A team of researchers from MIT, Harvard University, and the University of Washington have developed a novel reinforcement learning technique using crowdsourced feedback. The technique allows AI to learn complex tasks more quickly and without relying on an expertly designed reward function. The conventional reward function designed by dedicated human experts has been replaced by feedback gathered from multiple non-expert users, which instructs the AI throughout their learning process to accomplish its objective. Although other methods have also tried to employ non-expert feedback, this approach offers rapid learning despite the frequency of mistakes in user-generated data. Pulkit Agrawal, an assistant professor in the MIT Department of Electrical Engineering and Computer Science, believes the new method will scale up robotic learning and make it possible for non-experts to provide useful feedback. This technique may enable robots to perform specific tasks inside a user’s home without physical examples.
In this method, the reward function directs the exploration process rather than dictating the exact steps to achieving the objective.
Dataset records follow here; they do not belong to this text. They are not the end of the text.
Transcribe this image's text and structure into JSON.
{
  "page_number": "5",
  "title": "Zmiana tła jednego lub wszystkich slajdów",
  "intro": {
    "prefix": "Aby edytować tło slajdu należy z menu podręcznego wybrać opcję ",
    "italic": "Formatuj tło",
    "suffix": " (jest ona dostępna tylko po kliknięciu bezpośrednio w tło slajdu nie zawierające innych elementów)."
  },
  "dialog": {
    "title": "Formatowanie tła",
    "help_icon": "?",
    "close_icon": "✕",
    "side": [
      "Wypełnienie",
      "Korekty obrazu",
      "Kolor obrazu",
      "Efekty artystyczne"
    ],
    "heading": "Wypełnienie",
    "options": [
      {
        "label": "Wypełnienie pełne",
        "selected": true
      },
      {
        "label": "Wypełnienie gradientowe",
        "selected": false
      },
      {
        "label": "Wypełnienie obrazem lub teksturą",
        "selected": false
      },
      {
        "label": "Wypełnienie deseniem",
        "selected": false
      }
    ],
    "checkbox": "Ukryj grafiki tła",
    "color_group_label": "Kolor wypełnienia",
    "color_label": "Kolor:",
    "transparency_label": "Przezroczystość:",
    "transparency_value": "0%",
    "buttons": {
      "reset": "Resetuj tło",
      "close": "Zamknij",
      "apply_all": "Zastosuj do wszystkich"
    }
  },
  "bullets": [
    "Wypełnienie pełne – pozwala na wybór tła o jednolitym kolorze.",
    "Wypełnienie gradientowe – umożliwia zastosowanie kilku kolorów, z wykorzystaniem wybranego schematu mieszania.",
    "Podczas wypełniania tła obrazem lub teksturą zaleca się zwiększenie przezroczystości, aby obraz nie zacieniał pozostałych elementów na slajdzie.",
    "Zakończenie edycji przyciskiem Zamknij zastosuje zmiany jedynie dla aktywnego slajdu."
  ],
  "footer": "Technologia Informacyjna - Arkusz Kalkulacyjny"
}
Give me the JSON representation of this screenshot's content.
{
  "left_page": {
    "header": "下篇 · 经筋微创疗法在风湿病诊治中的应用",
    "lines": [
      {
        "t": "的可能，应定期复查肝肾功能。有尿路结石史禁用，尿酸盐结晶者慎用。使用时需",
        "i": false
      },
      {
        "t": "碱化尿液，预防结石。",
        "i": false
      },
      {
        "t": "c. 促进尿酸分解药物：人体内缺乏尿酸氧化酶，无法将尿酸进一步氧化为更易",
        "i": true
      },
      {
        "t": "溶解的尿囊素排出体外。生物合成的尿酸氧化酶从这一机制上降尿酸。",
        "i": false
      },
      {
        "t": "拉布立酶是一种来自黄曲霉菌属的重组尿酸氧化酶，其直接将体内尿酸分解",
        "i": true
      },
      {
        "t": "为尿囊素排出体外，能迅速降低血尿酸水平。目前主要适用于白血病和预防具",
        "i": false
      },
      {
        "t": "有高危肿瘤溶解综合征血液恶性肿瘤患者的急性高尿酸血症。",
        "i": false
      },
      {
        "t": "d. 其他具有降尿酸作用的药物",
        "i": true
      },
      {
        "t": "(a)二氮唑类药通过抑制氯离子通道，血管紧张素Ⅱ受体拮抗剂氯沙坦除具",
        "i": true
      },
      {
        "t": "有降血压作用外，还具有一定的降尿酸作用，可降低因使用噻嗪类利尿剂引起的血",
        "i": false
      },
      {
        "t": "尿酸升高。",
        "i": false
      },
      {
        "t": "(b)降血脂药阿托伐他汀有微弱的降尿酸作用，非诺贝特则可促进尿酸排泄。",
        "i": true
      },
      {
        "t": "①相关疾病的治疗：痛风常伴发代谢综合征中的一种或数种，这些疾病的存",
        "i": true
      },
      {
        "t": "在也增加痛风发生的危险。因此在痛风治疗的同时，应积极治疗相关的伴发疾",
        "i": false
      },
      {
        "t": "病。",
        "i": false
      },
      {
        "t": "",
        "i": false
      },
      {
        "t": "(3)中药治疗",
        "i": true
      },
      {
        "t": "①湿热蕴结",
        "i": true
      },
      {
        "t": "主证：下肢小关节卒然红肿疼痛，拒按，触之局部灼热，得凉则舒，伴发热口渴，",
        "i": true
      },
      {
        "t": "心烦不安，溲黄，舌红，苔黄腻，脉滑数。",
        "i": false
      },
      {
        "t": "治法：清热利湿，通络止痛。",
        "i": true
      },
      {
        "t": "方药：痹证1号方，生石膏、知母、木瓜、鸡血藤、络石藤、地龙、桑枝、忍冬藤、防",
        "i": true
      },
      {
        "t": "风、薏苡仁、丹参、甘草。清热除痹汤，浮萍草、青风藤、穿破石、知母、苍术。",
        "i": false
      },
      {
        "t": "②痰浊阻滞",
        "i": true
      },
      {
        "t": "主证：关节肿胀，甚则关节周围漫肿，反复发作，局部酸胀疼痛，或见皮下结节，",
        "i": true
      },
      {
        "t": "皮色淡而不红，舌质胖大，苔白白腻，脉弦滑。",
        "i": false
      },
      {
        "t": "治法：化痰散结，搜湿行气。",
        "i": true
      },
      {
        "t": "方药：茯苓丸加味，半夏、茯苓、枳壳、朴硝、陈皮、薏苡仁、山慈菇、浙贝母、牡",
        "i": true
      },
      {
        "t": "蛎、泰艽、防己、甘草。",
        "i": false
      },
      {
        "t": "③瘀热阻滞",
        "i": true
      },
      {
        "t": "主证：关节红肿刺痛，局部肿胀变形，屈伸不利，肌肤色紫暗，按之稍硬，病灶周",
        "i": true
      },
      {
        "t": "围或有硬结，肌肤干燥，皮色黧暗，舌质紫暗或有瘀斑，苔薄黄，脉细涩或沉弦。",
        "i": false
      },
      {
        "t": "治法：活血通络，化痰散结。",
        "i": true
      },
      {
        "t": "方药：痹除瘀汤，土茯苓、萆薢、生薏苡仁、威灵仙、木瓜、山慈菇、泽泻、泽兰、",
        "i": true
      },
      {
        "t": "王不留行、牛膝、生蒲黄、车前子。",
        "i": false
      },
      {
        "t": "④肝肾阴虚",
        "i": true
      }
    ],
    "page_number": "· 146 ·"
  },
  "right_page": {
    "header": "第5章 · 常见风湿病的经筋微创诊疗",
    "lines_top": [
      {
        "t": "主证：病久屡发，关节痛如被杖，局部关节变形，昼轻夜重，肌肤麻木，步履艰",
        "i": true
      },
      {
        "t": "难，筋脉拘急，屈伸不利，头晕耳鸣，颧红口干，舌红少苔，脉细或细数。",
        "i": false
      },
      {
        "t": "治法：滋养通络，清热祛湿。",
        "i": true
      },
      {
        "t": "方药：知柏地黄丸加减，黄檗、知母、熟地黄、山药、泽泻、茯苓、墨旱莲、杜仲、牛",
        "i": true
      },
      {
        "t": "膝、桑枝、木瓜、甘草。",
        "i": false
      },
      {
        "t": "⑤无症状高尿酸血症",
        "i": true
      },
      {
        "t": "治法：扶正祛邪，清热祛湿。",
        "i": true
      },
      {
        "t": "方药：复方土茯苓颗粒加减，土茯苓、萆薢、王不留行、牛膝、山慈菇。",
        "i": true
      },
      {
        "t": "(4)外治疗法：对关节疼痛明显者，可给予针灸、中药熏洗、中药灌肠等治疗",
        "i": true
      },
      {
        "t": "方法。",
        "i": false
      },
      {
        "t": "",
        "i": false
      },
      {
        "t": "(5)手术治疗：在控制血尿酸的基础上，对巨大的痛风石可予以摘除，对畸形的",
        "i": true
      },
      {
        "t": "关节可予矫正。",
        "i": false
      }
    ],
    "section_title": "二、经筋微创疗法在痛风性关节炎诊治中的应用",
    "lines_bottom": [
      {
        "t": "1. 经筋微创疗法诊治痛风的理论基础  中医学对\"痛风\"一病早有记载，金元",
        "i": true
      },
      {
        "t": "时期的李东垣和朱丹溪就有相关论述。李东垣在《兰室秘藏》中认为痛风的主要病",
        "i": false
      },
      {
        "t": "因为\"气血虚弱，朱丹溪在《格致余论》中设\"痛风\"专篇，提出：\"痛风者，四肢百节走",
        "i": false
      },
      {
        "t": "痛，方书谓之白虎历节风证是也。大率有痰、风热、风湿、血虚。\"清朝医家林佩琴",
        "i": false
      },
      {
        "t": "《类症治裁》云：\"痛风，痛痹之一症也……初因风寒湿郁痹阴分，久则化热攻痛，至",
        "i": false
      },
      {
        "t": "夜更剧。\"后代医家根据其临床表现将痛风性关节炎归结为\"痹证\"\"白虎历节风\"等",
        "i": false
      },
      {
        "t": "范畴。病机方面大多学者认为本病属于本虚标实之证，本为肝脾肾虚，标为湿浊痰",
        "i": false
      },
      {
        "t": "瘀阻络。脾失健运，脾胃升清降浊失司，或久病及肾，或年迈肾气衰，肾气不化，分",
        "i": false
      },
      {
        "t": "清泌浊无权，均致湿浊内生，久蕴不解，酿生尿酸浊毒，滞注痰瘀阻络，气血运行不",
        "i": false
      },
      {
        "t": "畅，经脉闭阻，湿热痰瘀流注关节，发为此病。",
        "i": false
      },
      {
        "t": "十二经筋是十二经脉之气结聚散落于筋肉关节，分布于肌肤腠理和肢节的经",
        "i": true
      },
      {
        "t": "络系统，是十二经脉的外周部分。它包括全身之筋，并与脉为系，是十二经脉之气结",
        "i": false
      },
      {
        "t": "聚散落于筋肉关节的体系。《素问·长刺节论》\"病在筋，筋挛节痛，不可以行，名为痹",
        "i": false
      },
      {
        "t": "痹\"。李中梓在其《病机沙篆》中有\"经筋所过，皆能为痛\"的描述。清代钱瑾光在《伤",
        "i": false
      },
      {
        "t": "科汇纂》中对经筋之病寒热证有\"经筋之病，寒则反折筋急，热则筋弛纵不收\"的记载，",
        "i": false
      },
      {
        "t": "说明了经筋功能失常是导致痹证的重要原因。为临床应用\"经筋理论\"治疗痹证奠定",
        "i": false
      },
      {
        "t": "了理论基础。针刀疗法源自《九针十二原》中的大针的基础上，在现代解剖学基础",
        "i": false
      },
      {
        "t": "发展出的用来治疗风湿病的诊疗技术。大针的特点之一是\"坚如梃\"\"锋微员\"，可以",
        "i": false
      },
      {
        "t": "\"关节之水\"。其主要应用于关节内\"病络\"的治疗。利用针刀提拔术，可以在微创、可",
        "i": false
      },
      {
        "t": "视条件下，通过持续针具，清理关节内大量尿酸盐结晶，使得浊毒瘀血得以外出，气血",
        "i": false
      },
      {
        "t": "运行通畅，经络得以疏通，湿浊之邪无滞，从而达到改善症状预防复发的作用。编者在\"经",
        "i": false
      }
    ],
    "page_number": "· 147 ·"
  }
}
This way, even imprecise and noisy supervision still allows the AI to learn effectively. The machine learning method they call HuGE (Human Guided Exploration) uses two separate parts. One part draws on a goal selector algorithm that is regularly updated with crowdsourced human feedback to guide the AI’s exploration. The other allows the AI to explore on its own, supervised by the goal selector. Images or videos of the AI’s actions are used to update the goal selector.
When tested on simulated and real-world tasks, HuGE allowed AI agents to quickly achieve goals compared to other methods. Moreover, non-expert user-generated data yielded better performance than synthetic data created and labelled by the researchers. In subsequent research, the HuGE system was improved so that, once the AI agents have learned a task, they can autonomously reset the environment to continue learning. The researchers aim to refine HuGE further so it can learn from other forms of communication, such as natural language and physical interactions with the robot. They are also keen on using this method to teach multiple robots simultaneously. The research was partially funded by the MIT-IBM Watson AI Lab.